Une autre chose que beaucoup de gens ne savent pas, c’est que notre peuple a perdu ses droits de chasse et de pêche dans la région pendant très, très longtemps. Quand j’étais enfant, j’allais pêcher avec mon père. On attrapait beaucoup de perches et même des brochets. Il avait une sorte de lance en métal sur laquelle on embroche les poissons encore aujourd’hui (c’était dans les années 60). Je devais l’apporter chez les voisins et l’accrocher sur leur quai. C’était mon travail quand on rentrait. Une fois j’ai dit à mon père : « Pourquoi on ne le laisse pas ici? On a un crochet pour mettre sur notre quai. Comme ça, les poissons peuvent être dans l’eau. » Il a dit : « Eh bien, on n’a pas le droit de prendre le poisson. Si l’agent indien ou quelqu’un du gouvernement vient, je vais devoir aller en prison. » Donc il les laissait chez les voisins parce qu’ils pouvaient pêcher les poissons. Et il y a des aînés qui m’ont dit qu’à un moment ou un autre dans notre histoire, on était tous des braconniers, parce qu’on faisait illégalement ce qu’on était censés faire depuis le début des temps.
De retour à notre époque… nos enfants et nos petits-enfants n’ont jamais eu la chance de connaître ces cérémonies et de savoir à quel point la vie des poissons, des oiseaux, des grenouilles, toutes ces choses-là, était importante pour nous. Il fallait rendre grâce et présenter des offrandes de tabac. Nos enfants aujourd’hui ne savent pas ça. Ils ne savent pas que quand on est dans un concours de pêche, il faut offrir du tabac et dire une prière pour la vie qu’on est sans doute sur le point d’enlever à un être.

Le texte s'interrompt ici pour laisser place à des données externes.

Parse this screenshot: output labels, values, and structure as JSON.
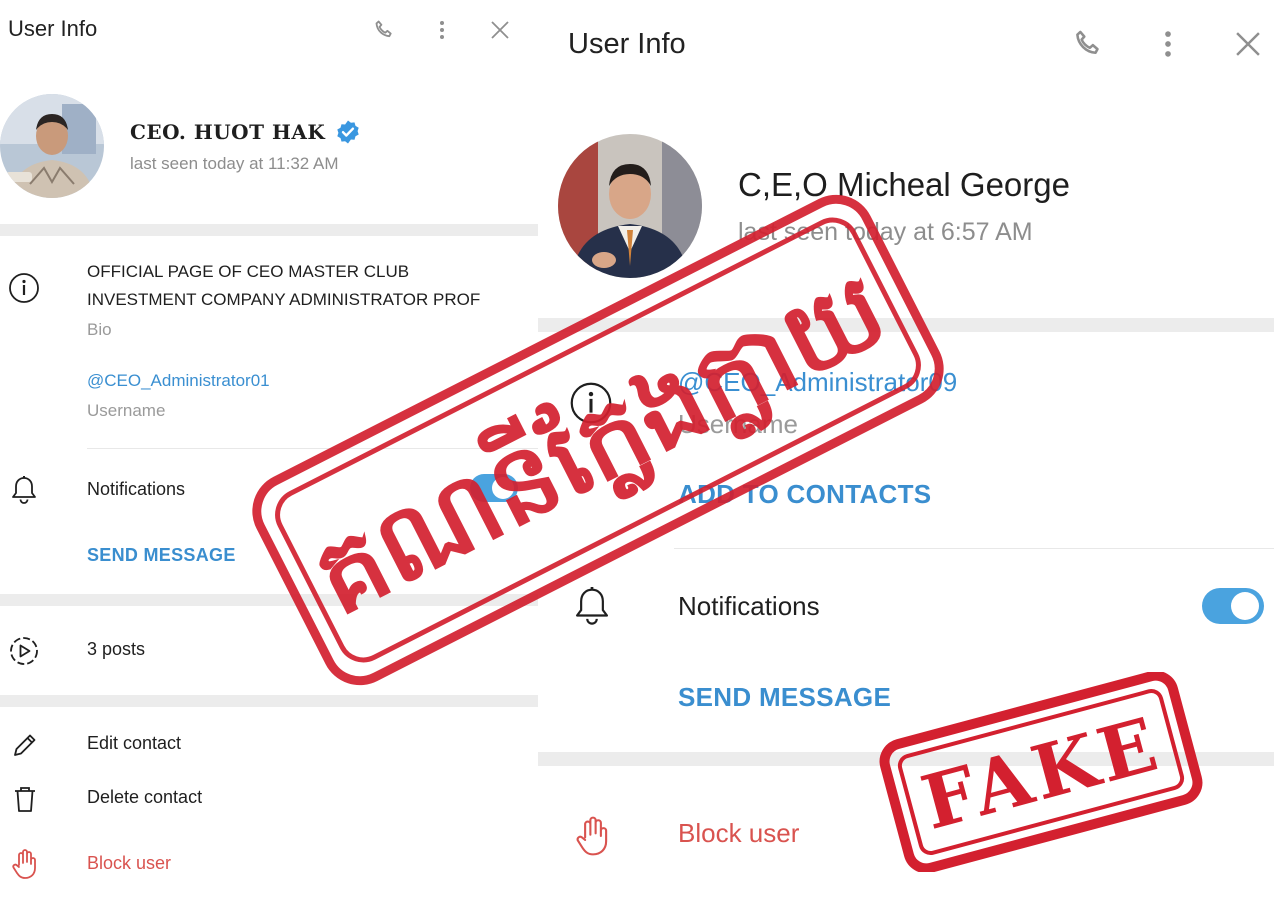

Alors on a réglé ce traité de Williams, dans les 18 derniers mois, avec différents paliers du gouvernement. On s’est battus pendant plusieurs dizaines d’années pour qu’ils reconnaissent qu’on est ici depuis le début, qu’ils ne peuvent pas nous enlever ça et qu’on doit reprendre nos droits. Dans le cadre de ce règlement, ma communauté et d’autres dans la région du traité Williams ont reçu de l’argent, pour aider avec ces choses culturelles. Pour essayer de rétablir l’histoire qu’on a perdue. Pour enseigner à nos enfants à l’école comment poser un collet, ou quoi faire lorsqu’ils capturent une grenouille-taureau – et on mange leurs succulentes jambes blanches. C’est une autre perte dont certains d’entre nous faisons le deuil sans même le savoir.

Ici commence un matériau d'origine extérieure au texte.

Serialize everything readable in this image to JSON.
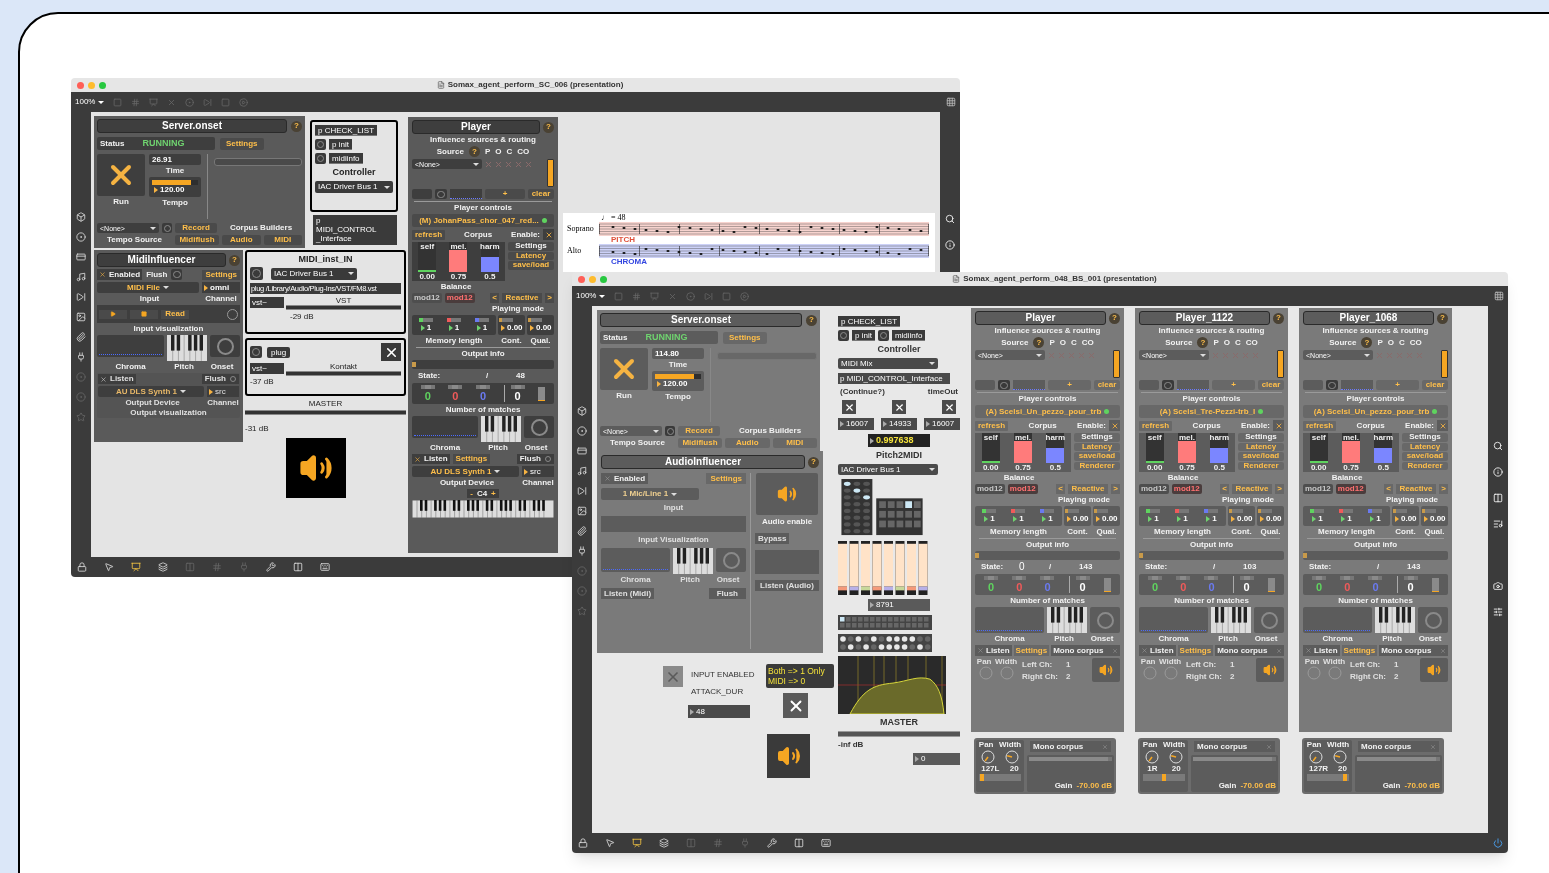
{
  "back_window": {
    "title": "Somax_agent_perform_SC_006 (presentation)",
    "zoom": "100%",
    "server": {
      "title": "Server.onset",
      "help": "?",
      "status_label": "Status",
      "status": "RUNNING",
      "settings": "Settings",
      "time": "26.91",
      "time_label": "Time",
      "tempo": {
        "value": "120.00",
        "level": 0.85,
        "label": "Tempo"
      },
      "run_label": "Run",
      "running": true,
      "tempo_source": "<None>",
      "tempo_source_label": "Tempo Source",
      "record": "Record",
      "corpus_builders": "Corpus Builders",
      "midiflush": "Midiflush",
      "audio": "Audio",
      "midi": "MIDI"
    },
    "controller": {
      "objects": [
        "p CHECK_LIST",
        "p init",
        "midiinfo"
      ],
      "title": "Controller",
      "device": "IAC Driver Bus 1"
    },
    "midi_control": [
      "p",
      "MIDI_CONTROL",
      "_Interface"
    ],
    "midi_influencer": {
      "title": "MidiInfluencer",
      "help": "?",
      "enabled_label": "Enabled",
      "enabled": true,
      "flush": "Flush",
      "settings": "Settings",
      "input": "MIDI File",
      "input_label": "Input",
      "channel": "omni",
      "channel_label": "Channel",
      "read": "Read",
      "input_vis_label": "Input visualization",
      "chroma": "Chroma",
      "pitch": "Pitch",
      "onset": "Onset",
      "listen": "Listen",
      "listen_checked": false,
      "flush2": "Flush",
      "output": "AU DLS Synth 1",
      "output_channel": "src",
      "output_label": "Output Device",
      "output_channel_label": "Channel",
      "output_vis_label": "Output visualization",
      "output_disabled": true
    },
    "midi_inst": {
      "title": "MIDI_inst_IN",
      "device": "IAC Driver Bus 1",
      "plugin": "plug /Library/Audio/Plug-Ins/VST/FM8.vst",
      "object": "vst~",
      "meter_label": "VST",
      "reading": "-29 dB"
    },
    "kontakt": {
      "object": "plug",
      "vst": "vst~",
      "meter_label": "Kontakt",
      "reading": "-37 dB",
      "toggle": true
    },
    "master": {
      "label": "MASTER",
      "reading": "-31 dB"
    },
    "score": {
      "tempo": "♩ = 48",
      "staves": [
        {
          "name": "Soprano",
          "tag": "PITCH",
          "color": "#e0503a"
        },
        {
          "name": "Alto",
          "tag": "CHROMA",
          "color": "#3346e0"
        }
      ]
    },
    "player": {
      "kind": "midi",
      "title": "Player",
      "help": "?",
      "routing_label": "Influence sources & routing",
      "source_label": "Source",
      "source_help": "?",
      "source_cols": [
        "P",
        "O",
        "C",
        "CO"
      ],
      "source_value": "<None>",
      "add": "+",
      "clear": "clear",
      "controls_label": "Player controls",
      "corpus": "(M) JohanPass_chor_047_red...",
      "refresh": "refresh",
      "corpus_label": "Corpus",
      "enable_label": "Enable:",
      "enabled": true,
      "balance": [
        {
          "label": "self",
          "level": 0,
          "value": "0.00",
          "color": "#5fd35f"
        },
        {
          "label": "mel.",
          "level": 0.75,
          "value": "0.75",
          "color": "#ff7b7b"
        },
        {
          "label": "harm",
          "level": 0.5,
          "value": "0.5",
          "color": "#7b86ff"
        }
      ],
      "balance_label": "Balance",
      "side_buttons": [
        "Settings",
        "Latency",
        "save/load"
      ],
      "mod_buttons": [
        {
          "label": "mod12",
          "on": false
        },
        {
          "label": "mod12",
          "on": true
        }
      ],
      "prev": "<",
      "mode": "Reactive",
      "next": ">",
      "mode_label": "Playing mode",
      "memory": [
        {
          "value": "1",
          "color": "#5fd35f"
        },
        {
          "value": "1",
          "color": "#f05a5a"
        },
        {
          "value": "1",
          "color": "#6a7af0"
        }
      ],
      "memory_label": "Memory length",
      "cont": "0.00",
      "cont_label": "Cont.",
      "qual": "0.00",
      "qual_label": "Qual.",
      "output_label": "Output info",
      "state_label": "State:",
      "slash": "/",
      "state_total": "48",
      "progress": {
        "level": 0.03
      },
      "matches": [
        {
          "value": "0",
          "color": "#5fd35f"
        },
        {
          "value": "0",
          "color": "#f05a5a"
        },
        {
          "value": "0",
          "color": "#6a7af0"
        },
        {
          "value": "0",
          "color": "#ffffff"
        }
      ],
      "matches_label": "Number of matches",
      "chroma": "Chroma",
      "pitch": "Pitch",
      "onset": "Onset",
      "footer": {
        "listen": "Listen",
        "listen_checked": true,
        "settings": "Settings",
        "flush": "Flush",
        "output": "AU DLS Synth 1",
        "channel": "src",
        "output_label": "Output Device",
        "channel_label": "Channel",
        "minus": "-",
        "octave": "C4",
        "plus": "+"
      }
    }
  },
  "front_window": {
    "title": "Somax_agent_perform_048_BS_001 (presentation)",
    "zoom": "100%",
    "server": {
      "title": "Server.onset",
      "help": "?",
      "status_label": "Status",
      "status": "RUNNING",
      "settings": "Settings",
      "time": "114.80",
      "time_label": "Time",
      "tempo": {
        "value": "120.00",
        "level": 0.85,
        "label": "Tempo"
      },
      "run_label": "Run",
      "running": true,
      "tempo_source": "<None>",
      "tempo_source_label": "Tempo Source",
      "record": "Record",
      "corpus_builders": "Corpus Builders",
      "midiflush": "Midiflush",
      "audio": "Audio",
      "midi": "MIDI"
    },
    "controller": {
      "objects": [
        "p CHECK_LIST",
        "p init",
        "midiinfo"
      ],
      "title": "Controller",
      "device": "MIDI Mix"
    },
    "midi_control": [
      "p MIDI_CONTROL_Interface"
    ],
    "watchdog": {
      "labels": [
        "(Continue?)",
        "timeOut"
      ],
      "toggles": [
        true,
        true,
        true
      ],
      "numbers": [
        "16007",
        "14933",
        "16007"
      ],
      "score": "0.997638"
    },
    "pitch2midi": {
      "title": "Pitch2MIDI",
      "device": "IAC Driver Bus 1",
      "counter": "8791"
    },
    "master": {
      "label": "MASTER",
      "reading": "-inf dB",
      "number": "0"
    },
    "audio_influencer": {
      "title": "AudioInfluencer",
      "help": "?",
      "enabled_label": "Enabled",
      "enabled": false,
      "settings": "Settings",
      "input": "1 Mic/Line 1",
      "input_label": "Input",
      "input_vis_label": "Input Visualization",
      "audio_enable": "Audio enable",
      "bypass": "Bypass",
      "chroma": "Chroma",
      "pitch": "Pitch",
      "onset": "Onset",
      "listen_midi": "Listen (Midi)",
      "flush": "Flush",
      "listen_audio": "Listen (Audio)"
    },
    "input_enabled": {
      "checked": false,
      "label": "INPUT ENABLED"
    },
    "attack_label": "ATTACK_DUR",
    "attack": "48",
    "mode_note": [
      "Both => 1 Only",
      "MIDI => 0"
    ],
    "mode_toggle": true,
    "players": [
      {
        "kind": "audio",
        "title": "Player",
        "help": "?",
        "routing_label": "Influence sources & routing",
        "source_label": "Source",
        "source_help": "?",
        "source_cols": [
          "P",
          "O",
          "C",
          "CO"
        ],
        "source_value": "<None>",
        "add": "+",
        "clear": "clear",
        "controls_label": "Player controls",
        "corpus": "(A) Scelsi_Un_pezzo_pour_trb",
        "refresh": "refresh",
        "corpus_label": "Corpus",
        "enable_label": "Enable:",
        "enabled": true,
        "balance": [
          {
            "label": "self",
            "level": 0,
            "value": "0.00",
            "color": "#5fd35f"
          },
          {
            "label": "mel.",
            "level": 0.75,
            "value": "0.75",
            "color": "#ff7b7b"
          },
          {
            "label": "harm",
            "level": 0.5,
            "value": "0.5",
            "color": "#7b86ff"
          }
        ],
        "balance_label": "Balance",
        "side_buttons": [
          "Settings",
          "Latency",
          "save/load",
          "Renderer"
        ],
        "mod_buttons": [
          {
            "label": "mod12",
            "on": false
          },
          {
            "label": "mod12",
            "on": true
          }
        ],
        "prev": "<",
        "mode": "Reactive",
        "next": ">",
        "mode_label": "Playing mode",
        "memory": [
          {
            "value": "1",
            "color": "#5fd35f"
          },
          {
            "value": "1",
            "color": "#f05a5a"
          },
          {
            "value": "1",
            "color": "#6a7af0"
          }
        ],
        "memory_label": "Memory length",
        "cont": "0.00",
        "cont_label": "Cont.",
        "qual": "0.00",
        "qual_label": "Qual.",
        "output_label": "Output info",
        "state_label": "State:",
        "state_value": "0",
        "slash": "/",
        "state_total": "143",
        "progress": {
          "level": 0.03
        },
        "matches": [
          {
            "value": "0",
            "color": "#5fd35f"
          },
          {
            "value": "0",
            "color": "#f05a5a"
          },
          {
            "value": "0",
            "color": "#6a7af0"
          },
          {
            "value": "0",
            "color": "#ffffff"
          }
        ],
        "matches_label": "Number of matches",
        "chroma": "Chroma",
        "pitch": "Pitch",
        "onset": "Onset",
        "footer": {
          "listen": "Listen",
          "listen_checked": false,
          "settings": "Settings",
          "mono": "Mono corpus",
          "mono_checked": false,
          "pan": "Pan",
          "width": "Width",
          "left": "Left Ch:",
          "left_value": "1",
          "right": "Right Ch:",
          "right_value": "2"
        },
        "output": {
          "pan": "Pan",
          "width": "Width",
          "pan_value": "127L",
          "width_value": "20",
          "level": 0.02,
          "mono": "Mono corpus",
          "mono_checked": false,
          "gain": "Gain",
          "gain_value": "-70.00 dB"
        }
      },
      {
        "kind": "audio",
        "title": "Player_1122",
        "help": "?",
        "routing_label": "Influence sources & routing",
        "source_label": "Source",
        "source_help": "?",
        "source_cols": [
          "P",
          "O",
          "C",
          "CO"
        ],
        "source_value": "<None>",
        "add": "+",
        "clear": "clear",
        "controls_label": "Player controls",
        "corpus": "(A) Scelsi_Tre-Pezzi-trb_I",
        "refresh": "refresh",
        "corpus_label": "Corpus",
        "enable_label": "Enable:",
        "enabled": true,
        "balance": [
          {
            "label": "self",
            "level": 0,
            "value": "0.00",
            "color": "#5fd35f"
          },
          {
            "label": "mel.",
            "level": 0.75,
            "value": "0.75",
            "color": "#ff7b7b"
          },
          {
            "label": "harm",
            "level": 0.5,
            "value": "0.5",
            "color": "#7b86ff"
          }
        ],
        "balance_label": "Balance",
        "side_buttons": [
          "Settings",
          "Latency",
          "save/load",
          "Renderer"
        ],
        "mod_buttons": [
          {
            "label": "mod12",
            "on": false
          },
          {
            "label": "mod12",
            "on": true
          }
        ],
        "prev": "<",
        "mode": "Reactive",
        "next": ">",
        "mode_label": "Playing mode",
        "memory": [
          {
            "value": "1",
            "color": "#5fd35f"
          },
          {
            "value": "1",
            "color": "#f05a5a"
          },
          {
            "value": "1",
            "color": "#6a7af0"
          }
        ],
        "memory_label": "Memory length",
        "cont": "0.00",
        "cont_label": "Cont.",
        "qual": "0.00",
        "qual_label": "Qual.",
        "output_label": "Output info",
        "state_label": "State:",
        "slash": "/",
        "state_total": "103",
        "progress": {
          "level": 0.03
        },
        "matches": [
          {
            "value": "0",
            "color": "#5fd35f"
          },
          {
            "value": "0",
            "color": "#f05a5a"
          },
          {
            "value": "0",
            "color": "#6a7af0"
          },
          {
            "value": "0",
            "color": "#ffffff"
          }
        ],
        "matches_label": "Number of matches",
        "chroma": "Chroma",
        "pitch": "Pitch",
        "onset": "Onset",
        "footer": {
          "listen": "Listen",
          "listen_checked": false,
          "settings": "Settings",
          "mono": "Mono corpus",
          "mono_checked": false,
          "pan": "Pan",
          "width": "Width",
          "left": "Left Ch:",
          "left_value": "1",
          "right": "Right Ch:",
          "right_value": "2"
        },
        "output": {
          "pan": "Pan",
          "width": "Width",
          "pan_value": "1R",
          "width_value": "20",
          "level": 0.5,
          "mono": "Mono corpus",
          "mono_checked": false,
          "gain": "Gain",
          "gain_value": "-70.00 dB"
        }
      },
      {
        "kind": "audio",
        "title": "Player_1068",
        "help": "?",
        "routing_label": "Influence sources & routing",
        "source_label": "Source",
        "source_help": "?",
        "source_cols": [
          "P",
          "O",
          "C",
          "CO"
        ],
        "source_value": "<None>",
        "add": "+",
        "clear": "clear",
        "controls_label": "Player controls",
        "corpus": "(A) Scelsi_Un_pezzo_pour_trb",
        "refresh": "refresh",
        "corpus_label": "Corpus",
        "enable_label": "Enable:",
        "enabled": true,
        "balance": [
          {
            "label": "self",
            "level": 0,
            "value": "0.00",
            "color": "#5fd35f"
          },
          {
            "label": "mel.",
            "level": 0.75,
            "value": "0.75",
            "color": "#ff7b7b"
          },
          {
            "label": "harm",
            "level": 0.5,
            "value": "0.5",
            "color": "#7b86ff"
          }
        ],
        "balance_label": "Balance",
        "side_buttons": [
          "Settings",
          "Latency",
          "save/load",
          "Renderer"
        ],
        "mod_buttons": [
          {
            "label": "mod12",
            "on": false
          },
          {
            "label": "mod12",
            "on": true
          }
        ],
        "prev": "<",
        "mode": "Reactive",
        "next": ">",
        "mode_label": "Playing mode",
        "memory": [
          {
            "value": "1",
            "color": "#5fd35f"
          },
          {
            "value": "1",
            "color": "#f05a5a"
          },
          {
            "value": "1",
            "color": "#6a7af0"
          }
        ],
        "memory_label": "Memory length",
        "cont": "0.00",
        "cont_label": "Cont.",
        "qual": "0.00",
        "qual_label": "Qual.",
        "output_label": "Output info",
        "state_label": "State:",
        "slash": "/",
        "state_total": "143",
        "progress": {
          "level": 0.03
        },
        "matches": [
          {
            "value": "0",
            "color": "#5fd35f"
          },
          {
            "value": "0",
            "color": "#f05a5a"
          },
          {
            "value": "0",
            "color": "#6a7af0"
          },
          {
            "value": "0",
            "color": "#ffffff"
          }
        ],
        "matches_label": "Number of matches",
        "chroma": "Chroma",
        "pitch": "Pitch",
        "onset": "Onset",
        "footer": {
          "listen": "Listen",
          "listen_checked": false,
          "settings": "Settings",
          "mono": "Mono corpus",
          "mono_checked": false,
          "pan": "Pan",
          "width": "Width",
          "left": "Left Ch:",
          "left_value": "1",
          "right": "Right Ch:",
          "right_value": "2"
        },
        "output": {
          "pan": "Pan",
          "width": "Width",
          "pan_value": "127R",
          "width_value": "20",
          "level": 0.95,
          "mono": "Mono corpus",
          "mono_checked": false,
          "gain": "Gain",
          "gain_value": "-70.00 dB"
        }
      }
    ]
  }
}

Mon peuple est ici depuis le début, et quand les Ojibwés et les autochtones en général se rassemblent, il y a beaucoup de rires. On pourrait croire qu’il y a beaucoup de larmes quand on pense à tout ce qu’on a vécu. Il y a beaucoup de rires. Et les aînés de ma communauté m’ont dit plusieurs fois quand j’étais plus jeune que c’était souvent grâce au rire qu’on pouvait aller de l’avant. On va être ici encore longtemps. On n’aura peut-être pas la même forme qu’on avait il y a 150 ans. Parfois c’est mieux, parfois c’est pire. Mais nos histoires nous disent qu’on sera là jusqu’à la fin.